Yiftachel points out that at as Israel has sought to push the Negev’s 175,000 Bedouins into economically and socially depressed towns—a trend that began in the early 1970s—it allows Jews to settle the area.
“The Israeli government is constantly trying to say that this is a zero sum and that if the Arabs get human rights, the Jews will be denied. This is wrong, you can have both.”
Israeli activists like Amit Ramon agree.
Ramon remarks that he feels a responsibility to stand against any injustice the government commits in his name. He has been with the village since the beginning and witnessed the first demolition, when some 1500 police came to evacuate the 300 residents.
“They came with power like they though the citizens would open war against them,” Ramon says.
The police forcibly removed the villagers, who resisted non-violently. And then they destroyed Al Arakib.
“They ruined all the houses, they tore out the trees, they knocked over all the water tanks,” Ramon says. “There were hen cages. They ruined everything.”

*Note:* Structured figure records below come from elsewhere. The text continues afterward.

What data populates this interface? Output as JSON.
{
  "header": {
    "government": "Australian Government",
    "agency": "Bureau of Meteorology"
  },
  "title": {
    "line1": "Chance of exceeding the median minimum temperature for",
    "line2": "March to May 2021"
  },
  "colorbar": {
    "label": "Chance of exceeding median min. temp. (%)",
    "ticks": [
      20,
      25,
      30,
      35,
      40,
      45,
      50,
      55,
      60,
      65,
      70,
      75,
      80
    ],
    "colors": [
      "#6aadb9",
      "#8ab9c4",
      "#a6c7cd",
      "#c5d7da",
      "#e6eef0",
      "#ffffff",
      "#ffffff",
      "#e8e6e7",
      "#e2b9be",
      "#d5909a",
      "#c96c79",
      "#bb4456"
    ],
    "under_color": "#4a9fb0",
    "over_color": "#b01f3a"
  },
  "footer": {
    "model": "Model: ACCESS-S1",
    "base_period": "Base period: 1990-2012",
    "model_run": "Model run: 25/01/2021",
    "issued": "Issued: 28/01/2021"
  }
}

Ramon pauses and looks at the ground. He seems to be struggling to come to terms with the memory. “It was the end of July. It’s hot here, people need to drink water. They need to drink water,” he says, “and [the police] spilled all the water. They broke [the tanks] so it’s impossible to use them.”
“It was sad to see people behaving like that,” Ramon says. “I have different expectations for people.”
“It hurts what happened here in Al Arakib,” Sheikh Sayah Abu Mudegem al-Turi says. “What’s happening here hurts everyone [in Israel].”
Like other villagers, he emphasizes that he isn’t against the Jews. “God decided we would be here together, so we have to guard each other,” he says. “I think that we have to stand hand in hand, build together, and eat from one plate.”